You have to look pretty deep under the comically wide boxed fender flares, giant wing, mammoth light kit to see the production car underneath, but it’s there. By this time Audi was about the only top WRC car that still had its engine mounted up front in the
stock location, behind its stock style grille. The body panels were replaced with Kevlar to reduce weight but structurally it still had a lot of production parts, including a MacPherson strut-based suspension. The huge wedge-shaped aerodynamic front fenders have little end fences on the top edges to create the maximum downforce to pin the front end and help neutralize the understeer that plagued the Audis from the beginning. Ultimately the Audi team had to overcome it with driving style, violently throwing the Quattro into corners to get the rear end to break loose and rotate.

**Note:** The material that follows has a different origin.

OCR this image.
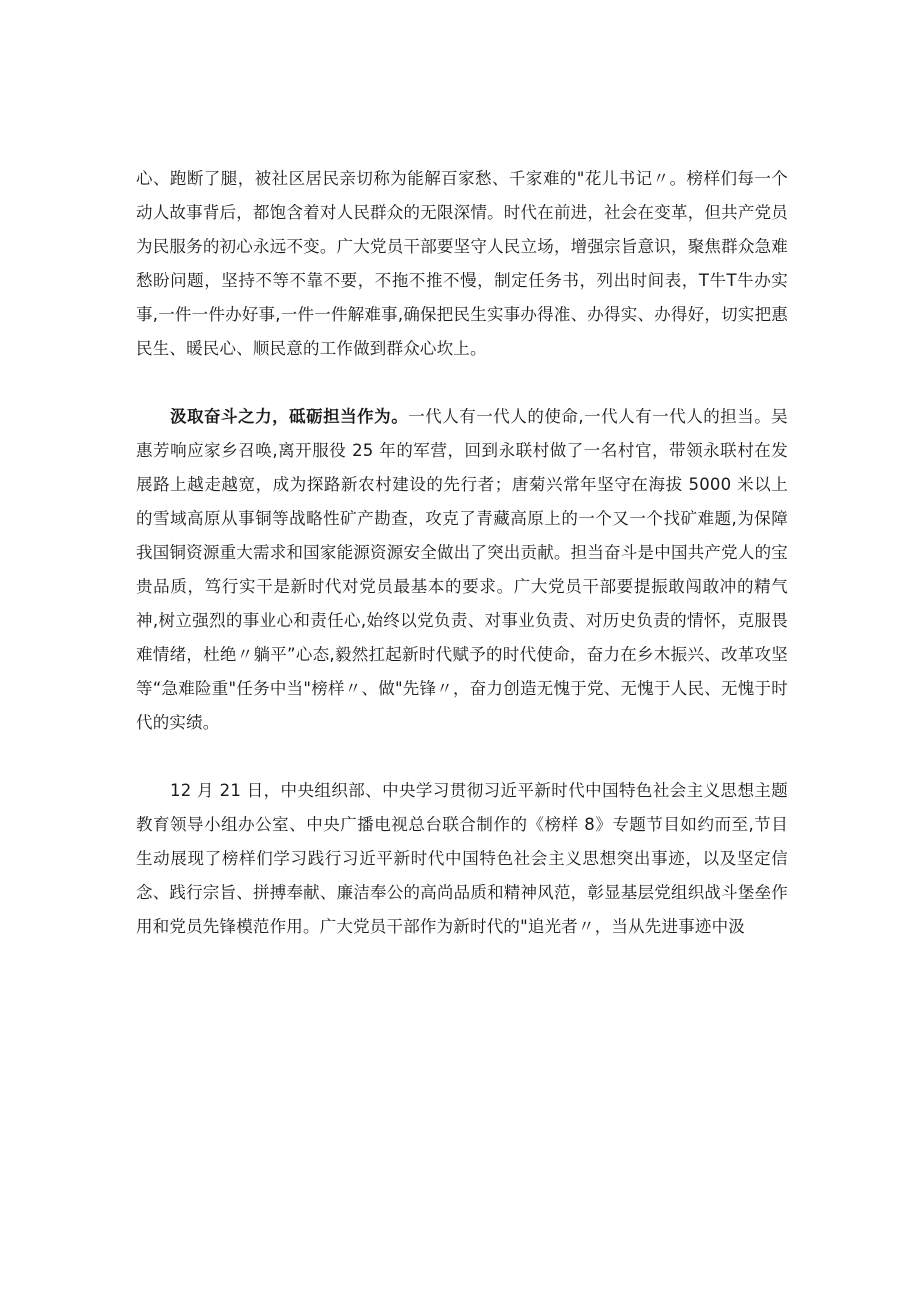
心、跑断了腿，被社区居民亲切称为能解百家愁、千家难的"花儿书记〃。榜样们每一个动人故事背后，都饱含着对人民群众的无限深情。时代在前进，社会在变革，但共产党员为民服务的初心永远不变。广大党员干部要坚守人民立场，增强宗旨意识，聚焦群众急难愁盼问题，坚持不等不靠不要，不拖不推不慢，制定任务书，列出时间表，T牛T牛办实事,一件一件办好事,一件一件解难事,确保把民生实事办得准、办得实、办得好，切实把惠民生、暖民心、顺民意的工作做到群众心坎上。

汲取奋斗之力，砥砺担当作为。一代人有一代人的使命,一代人有一代人的担当。吴惠芳响应家乡召唤,离开服役 25 年的军营，回到永联村做了一名村官，带领永联村在发展路上越走越宽，成为探路新农村建设的先行者；唐菊兴常年坚守在海拔 5000 米以上的雪域高原从事铜等战略性矿产勘查，攻克了青藏高原上的一个又一个找矿难题,为保障我国铜资源重大需求和国家能源资源安全做出了突出贡献。担当奋斗是中国共产党人的宝贵品质，笃行实干是新时代对党员最基本的要求。广大党员干部要提振敢闯敢冲的精气神,树立强烈的事业心和责任心,始终以党负责、对事业负责、对历史负责的情怀，克服畏难情绪，杜绝〃躺平”心态,毅然扛起新时代赋予的时代使命，奋力在乡木振兴、改革攻坚等“急难险重"任务中当"榜样〃、做"先锋〃，奋力创造无愧于党、无愧于人民、无愧于时代的实绩。

12 月 21 日，中央组织部、中央学习贯彻习近平新时代中国特色社会主义思想主题教育领导小组办公室、中央广播电视总台联合制作的《榜样 8》专题节目如约而至,节目生动展现了榜样们学习践行习近平新时代中国特色社会主义思想突出事迹，以及坚定信念、践行宗旨、拼搏奉献、廉洁奉公的高尚品质和精神风范，彰显基层党组织战斗堡垒作用和党员先锋模范作用。广大党员干部作为新时代的"追光者〃，当从先进事迹中汲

The aero details on AUTOart’s model are beautiful, and really showcase the creativity the Audi Sport team used to get the most out of the
S1. Things like the blocky structure under the rear wing. The lower wing element and trunk panel lift off to reveal a radiator that was relocated to the trunk to help shift weight off the nose. The battery and oil reservoir for the dry-sump system are back there too.
Open the lightweight doors to reveal a complex tubular latticework that served to protect Röhrl and his long-time co-driver Christian Geistdörfer and also to strengthen the unibody structure. The carbon frame racing buckets have soft rubber harnesses threaded through them and similar straps hold the spare tire in place on a rear cargo shelf made by the roll cage structure. Other cool interior details include sheet-aluminum foot braces for the co-driver and a dead pedal for the driver and an impressive array of switchgear and instruments on the dashboard. Also, note the power-shift gear selector. Nowadays those are commonplace but in 1985 this was cutting-edge tech for rally cars, allowing full-throttle shifts using one of the earliest forms of a dual-clutch gearbox.
The hood has vents and louvers that are scale perforated through the hood panel over the location where the turbocharger is mounted in the right front corner. It’s detailed pretty well, and the intercooler plumbing stretches around to the fuel injection manifold on the left side of the motor—hardware that produced an estimated 500hp in this configuration. You can see how far over the front axle centerline the inline-5 sits. There is a beefy brace tying the strut towers together and there are detailed lines for the fuel and brake systems, and ignition wiring too. Most impressively, the hoses to the rear-mounted radiator trace from the sides of the engine block into the firewall, out the corresponding panel under the dash in front of the passenger side footwell, follow along the door frame to the bulkhead inboard of the right rear wheel, through to the trunk and into the radiator.
Flip the S1 over to view the short-wheelbase Sport Quattro chassis. It’s molded in white; that is accurate to how Audi Sport prepped their racecars but the chassis plate itself is only moderately detailed. Much more detailed are the racespec tubular suspension arms and skid plates covering the engine and transmission upfront and the diff in the rear. The wheels are gloss white Speedline five-spokes with the brand stenciled in blue, matching the sponsor livery on the rear quarter panels. The tires are treaded almost like street tires; they are realistic but don’t necessarily look like the race rubber you’d expect to see on a rally car.